For what it’s worth, I saw similar quirks—and a few unique surprises—when I tested the TID TD-DP738 for a week.
What I loved
- Clear macro editor with delay control
- Easy key remap, no weird hoops
- Per-key color that saves to the board
- Knob functions you can change fast
- Low CPU use; I didn’t see any lag in games
What made me grumpy
- No real auto profile switch by app
- A couple of translation quirks, like “Apply Equipment” instead of “Apply to Device”
- Lighting save is picky over wireless sometimes
- Brightness doesn’t get very low in the dark
- Windows only; my Mac Mini at home was left out
My day-to-day verdict
Each morning, I hit Fn + 1 for Work. Caps Lock mutes me in Zoom. Screenshots are one press. The white light keeps it clean. After dinner, I tap Fn + 2. The wave comes alive. My scroll knob becomes a menu scroller. I don’t need to keep the app open. The board remembers.
It’s not perfect. I wish the app could swap profiles when I open a game. If automatic, application-based profile switching is a must-have for you, consider checking out Qusoft, whose utility can monitor active windows and flip layouts on the fly. And yeah, that one crash spooked me a little. But the software did the big stuff right. It stayed out of my way and let me shape the keyboard to my habits.
If you’re on Windows and you like to tinker a bit, you’ll be fine. If you’re eyeing something a little smaller, my hands-on with the AULA F75 software might help you compare.
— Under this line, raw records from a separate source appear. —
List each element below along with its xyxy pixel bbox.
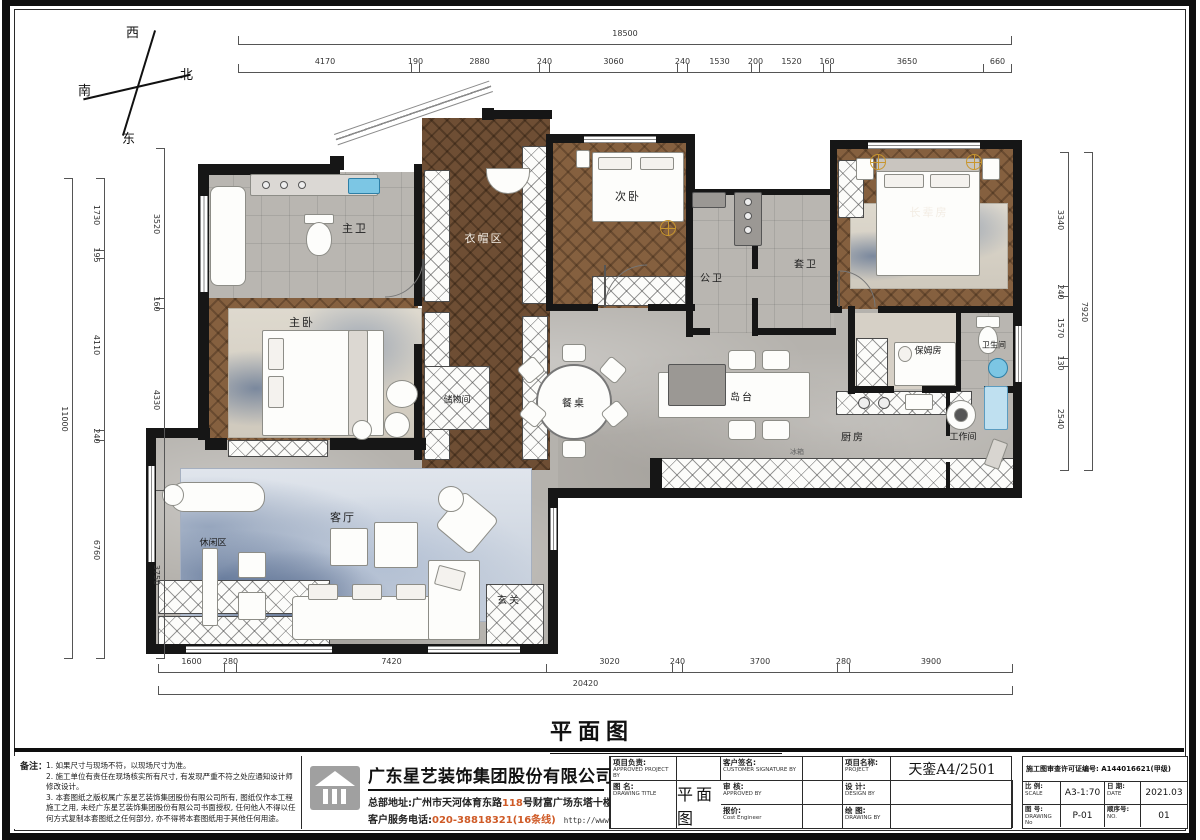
pillow — [598, 157, 632, 170]
company-address-prefix: 总部地址:广州市天河体育东路 — [368, 798, 502, 809]
compass-north-label: 北 — [180, 64, 193, 83]
pillow — [898, 346, 912, 362]
company-address-suffix: 号财富广场东塔十楼 — [523, 798, 613, 809]
permit-panel: 施工图审查许可证编号: A144016621(甲级) 比 例: SCALE A3… — [1022, 756, 1188, 829]
sofa-cushion — [396, 584, 426, 600]
label-date-en: DATE — [1107, 791, 1138, 797]
dim-left-outer: 1730 195 4110 240 6760 — [96, 178, 105, 659]
kitchen-counter-bottom — [660, 458, 1014, 492]
dim-top-total: 18500 — [238, 36, 1012, 45]
pillow — [640, 157, 674, 170]
label-scale-en: SCALE — [1025, 791, 1058, 797]
armchair — [386, 380, 418, 408]
cell-date-label: 日 期: DATE — [1105, 782, 1141, 805]
company-address: 总部地址:广州市天河体育东路118号财富广场东塔十楼 — [368, 794, 604, 809]
dim-value: 3900 — [921, 658, 941, 666]
door-arc — [384, 258, 424, 298]
compass-rose: 西 北 南 东 — [82, 26, 194, 144]
pillow — [884, 174, 924, 188]
label-project-en: PROJECT — [845, 767, 888, 773]
wardrobe-nanny — [856, 338, 888, 388]
label-drawing-title-en: DRAWING TITLE — [613, 791, 674, 797]
cell-review-value — [803, 781, 843, 805]
dim-value: 3700 — [750, 658, 770, 666]
dim-value: 6760 — [92, 539, 100, 559]
cell-design-value — [891, 781, 1013, 805]
dim-value: 280 — [836, 658, 851, 666]
wall — [546, 134, 553, 310]
dim-value: 7420 — [381, 658, 401, 666]
window — [148, 466, 155, 562]
stove-burner — [878, 397, 890, 409]
cell-drawing-by-value — [891, 805, 1013, 828]
room-label-leisure: 休闲区 — [199, 536, 226, 549]
dim-left-inner: 3520 160 4330 3750 — [156, 148, 165, 659]
cell-approved-project-value — [677, 757, 721, 781]
dim-right-segments: 3340 240 1570 130 2540 — [1060, 152, 1069, 471]
cell-drawing-title-label: 图 名: DRAWING TITLE — [611, 781, 677, 828]
notes-body: 1. 如果尺寸与现场不符，以现场尺寸为准。 2. 施工单位有责任在现场核实所有尺… — [46, 761, 296, 824]
label-approved-project-en: APPROVED PROJECT BY — [613, 767, 674, 780]
room-label-kitchen: 厨房 — [841, 429, 865, 444]
wall — [956, 311, 961, 391]
room-label-bathroom: 卫生间 — [982, 340, 1006, 351]
label-approved-project-cn: 项目负责: — [613, 758, 674, 767]
label-review-cn: 审 核: — [723, 782, 800, 791]
wall — [946, 462, 950, 492]
dim-left-total: 11000 — [64, 178, 73, 659]
label-customer-cn: 客户签名: — [723, 758, 800, 767]
label-drawing-no-cn: 图 号: — [1025, 806, 1058, 814]
wall — [546, 304, 598, 311]
dim-value: 20420 — [573, 680, 598, 688]
sink-basin — [348, 178, 380, 194]
window — [550, 508, 557, 550]
door-arc — [838, 270, 876, 308]
label-drawing-title-cn: 图 名: — [613, 782, 674, 791]
wall — [752, 328, 836, 335]
dining-chair — [562, 344, 586, 362]
label-customer-en: CUSTOMER SIGNATURE BY — [723, 767, 800, 773]
knob — [298, 181, 306, 189]
dim-bottom-total: 20420 — [158, 686, 1013, 695]
room-label-elder-room: 长辈房 — [910, 204, 949, 220]
compass-east-label: 东 — [122, 128, 135, 147]
island-chair — [728, 420, 756, 440]
window — [584, 136, 656, 143]
ironing-board — [984, 386, 1008, 430]
bathtub — [210, 186, 246, 286]
dim-value: 18500 — [612, 30, 637, 38]
room-label-storage: 储物间 — [443, 393, 470, 406]
room-label-second-bed: 次卧 — [615, 188, 641, 204]
drawing-title-value: 平面图 — [677, 781, 721, 828]
compass-south-label: 南 — [78, 80, 91, 99]
cell-drawing-no-label: 图 号: DRAWING No — [1023, 805, 1061, 827]
dim-value: 1520 — [781, 58, 801, 66]
knob — [744, 226, 752, 234]
door-arc — [604, 264, 648, 308]
project-value: 天銮A4/2501 — [891, 757, 1013, 781]
wall — [688, 328, 710, 335]
label-design-en: DESIGN BY — [845, 791, 888, 797]
wall — [878, 306, 1022, 313]
window — [200, 196, 208, 292]
dim-value: 3340 — [1056, 209, 1064, 229]
dim-value: 2540 — [1056, 408, 1064, 428]
frame-bottom — [2, 833, 1194, 840]
island-chair — [762, 420, 790, 440]
sofa-cushion — [308, 584, 338, 600]
dim-value: 1570 — [1056, 317, 1064, 337]
label-seq-en: NO. — [1107, 814, 1138, 820]
label-project-cn: 项目名称: — [845, 758, 888, 767]
stove-burner — [858, 397, 870, 409]
dim-value: 1600 — [181, 658, 201, 666]
wall — [686, 134, 695, 196]
frame-right — [1189, 0, 1196, 840]
wall-pier — [650, 458, 662, 492]
house-logo-icon — [310, 766, 360, 810]
island-chair — [762, 350, 790, 370]
wall — [1013, 140, 1022, 498]
dim-value: 2880 — [469, 58, 489, 66]
room-label-master-bed: 主卧 — [289, 314, 315, 330]
side-table — [238, 592, 266, 620]
notes-panel: 备注： 1. 如果尺寸与现场不符，以现场尺寸为准。 2. 施工单位有责任在现场核… — [14, 756, 302, 829]
cell-review: 审 核: APPROVED BY — [721, 781, 803, 805]
notes-line-1: 1. 如果尺寸与现场不符，以现场尺寸为准。 — [46, 761, 296, 772]
wall-pier — [330, 156, 344, 170]
drawing-title: 平面图 — [550, 714, 790, 746]
company-name: 广东星艺装饰集团股份有限公司 — [368, 762, 604, 791]
room-label-living: 客厅 — [330, 509, 356, 525]
coffee-table — [374, 522, 418, 568]
toilet — [306, 222, 332, 256]
room-label-cloak: 衣帽区 — [465, 230, 504, 246]
window — [1015, 326, 1022, 382]
headboard — [876, 158, 980, 172]
dim-value: 3020 — [599, 658, 619, 666]
dim-right-total: 7920 — [1084, 152, 1093, 471]
dim-top-segments: 4170 190 2880 240 3060 240 1530 200 1520… — [238, 64, 1012, 73]
dim-value: 4170 — [315, 58, 335, 66]
notes-line-2: 2. 施工单位有责任在现场核实所有尺寸, 有发现严重不符之处应通知设计师修改设计… — [46, 772, 296, 793]
island-appliance — [668, 364, 726, 406]
dim-value: 280 — [223, 658, 238, 666]
room-label-master-bath: 主卫 — [342, 220, 368, 236]
window — [868, 142, 980, 149]
dim-value: 4330 — [152, 389, 160, 409]
nightstand — [982, 158, 1000, 180]
permit-number: 施工图审查许可证编号: A144016621(甲级) — [1023, 757, 1187, 782]
seq-value: 01 — [1141, 805, 1187, 827]
room-label-entry: 玄关 — [497, 592, 521, 607]
dim-bottom-segments: 1600 280 7420 3020 240 3700 280 3900 — [158, 664, 1013, 673]
label-seq-cn: 顺序号: — [1107, 806, 1138, 814]
label-cost-en: Cost Engineer — [723, 815, 800, 821]
cell-project-label: 项目名称: PROJECT — [843, 757, 891, 781]
dim-value: 11000 — [60, 406, 68, 431]
cell-customer-value — [803, 757, 843, 781]
cell-seq-label: 顺序号: NO. — [1105, 805, 1141, 827]
label-scale-cn: 比 例: — [1025, 783, 1058, 791]
sofa-cushion — [352, 584, 382, 600]
wall — [686, 189, 693, 337]
window — [428, 646, 520, 653]
company-phone-number: 020-38818321(16条线) — [432, 815, 556, 826]
dim-value: 1730 — [92, 204, 100, 224]
company-phone-label: 客户服务电话: — [368, 815, 432, 826]
tv-console — [202, 548, 218, 626]
wall — [556, 488, 1022, 498]
wall — [486, 110, 552, 119]
notes-heading: 备注： — [20, 762, 47, 773]
knob — [280, 181, 288, 189]
recliner-footrest — [162, 484, 184, 506]
side-table — [384, 412, 410, 438]
ceiling-fixture-icon — [870, 154, 886, 170]
wall — [205, 438, 227, 450]
label-cost-cn: 报价: — [723, 806, 800, 815]
dim-value: 3750 — [152, 564, 160, 584]
company-address-number: 118 — [502, 798, 523, 809]
scale-date-grid: 比 例: SCALE A3-1:70 日 期: DATE 2021.03 图 号… — [1023, 782, 1187, 827]
room-label-workroom: 工作间 — [949, 430, 976, 443]
dim-value: 3520 — [152, 213, 160, 233]
room-label-nanny: 保姆房 — [914, 344, 941, 357]
island-chair — [728, 350, 756, 370]
dim-value: 3650 — [897, 58, 917, 66]
label-review-en: APPROVED BY — [723, 791, 800, 797]
dim-value: 7920 — [1080, 301, 1088, 321]
drawing-no-value: P-01 — [1061, 805, 1105, 827]
compass-west-label: 西 — [126, 22, 139, 41]
room-label-island: 岛台 — [730, 389, 754, 404]
company-logo — [310, 766, 360, 810]
title-underline-thin — [550, 753, 782, 754]
notes-line-3: 3. 本套图纸之版权属广东星艺装饰集团股份有限公司所有, 图纸仅作本工程施工之用… — [46, 793, 296, 825]
frame-left — [2, 0, 10, 840]
dining-chair — [562, 440, 586, 458]
tv-wall-cabinet — [228, 440, 328, 457]
cell-customer: 客户签名: CUSTOMER SIGNATURE BY — [721, 757, 803, 781]
side-table — [352, 420, 372, 440]
wall-pier — [482, 108, 494, 120]
washing-machine-drum — [954, 408, 968, 422]
cell-cost: 报价: Cost Engineer — [721, 805, 803, 828]
pillow — [268, 376, 284, 408]
cell-approved-project: 项目负责: APPROVED PROJECT BY — [611, 757, 677, 781]
titleblock-separator — [14, 748, 1184, 752]
pillow — [268, 338, 284, 370]
label-design-cn: 设 计: — [845, 782, 888, 791]
wardrobe-cloak-left-upper — [424, 170, 450, 302]
pillow — [930, 174, 970, 188]
room-label-public-bath: 公卫 — [700, 270, 724, 285]
wall — [330, 438, 426, 450]
cell-design: 设 计: DESIGN BY — [843, 781, 891, 805]
wall — [848, 306, 855, 394]
wall — [848, 386, 894, 393]
cell-cost-value — [803, 805, 843, 828]
knob — [262, 181, 270, 189]
nightstand — [576, 150, 590, 168]
window — [186, 646, 332, 653]
cell-scale-label: 比 例: SCALE — [1023, 782, 1061, 805]
room-label-fridge: 冰箱 — [790, 447, 804, 457]
room-label-dining-table: 餐桌 — [562, 395, 586, 410]
date-value: 2021.03 — [1141, 782, 1187, 805]
cell-drawing-by: 绘 图: DRAWING BY — [843, 805, 891, 828]
frame-top — [2, 0, 1194, 6]
side-table — [438, 486, 464, 512]
wall — [922, 386, 956, 393]
label-drawing-by-en: DRAWING BY — [845, 815, 888, 821]
label-drawing-no-en: DRAWING No — [1025, 814, 1058, 827]
room-label-suite-bath: 套卫 — [794, 256, 818, 271]
knob — [744, 198, 752, 206]
dim-value: 660 — [990, 58, 1005, 66]
dim-value: 1530 — [709, 58, 729, 66]
company-panel: 广东星艺装饰集团股份有限公司 总部地址:广州市天河体育东路118号财富广场东塔十… — [302, 756, 610, 829]
kitchen-sink — [905, 394, 933, 410]
scale-value: A3-1:70 — [1061, 782, 1105, 805]
dim-value: 3060 — [603, 58, 623, 66]
knob — [744, 212, 752, 220]
coffee-table — [330, 528, 368, 566]
shaft — [692, 192, 726, 208]
wall — [830, 140, 837, 310]
sink-basin — [988, 358, 1008, 378]
ceiling-fixture-icon — [966, 154, 982, 170]
company-phone-row: 客户服务电话:020-38818321(16条线)http://www.xing… — [368, 811, 604, 826]
dim-value: 4110 — [92, 334, 100, 354]
compass-axis-sn — [83, 74, 191, 101]
signature-table: 项目负责: APPROVED PROJECT BY 客户签名: CUSTOMER… — [610, 756, 1012, 829]
label-drawing-by-cn: 绘 图: — [845, 806, 888, 815]
recliner — [170, 482, 265, 512]
ceiling-fixture-icon — [660, 220, 676, 236]
drawing-sheet: 西 北 南 东 — [0, 0, 1200, 840]
label-date-cn: 日 期: — [1107, 783, 1138, 791]
side-table — [238, 552, 266, 578]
If you need Mac support or you want super fancy effects, you may feel boxed in.
Tips if you’re getting started
- Update firmware with the cable plugged in
- Set delays in macros to 40–60 ms for better app support
- Use “Apply to Device” so your changes stick without the app
- Set a short RGB sleep timer to save battery on wireless
- Turn off auto-start if you like a clean boot
- Keep the official PDF manual handy for shortcut references: AULA F98 Pro User Manual
So, would I keep using the AULA F98 Pro software? Yes. It’s simple, a little rough around the edges, and it gets the job done. I built a keyboard that feels like mine, and that’s the whole point, isn’t it?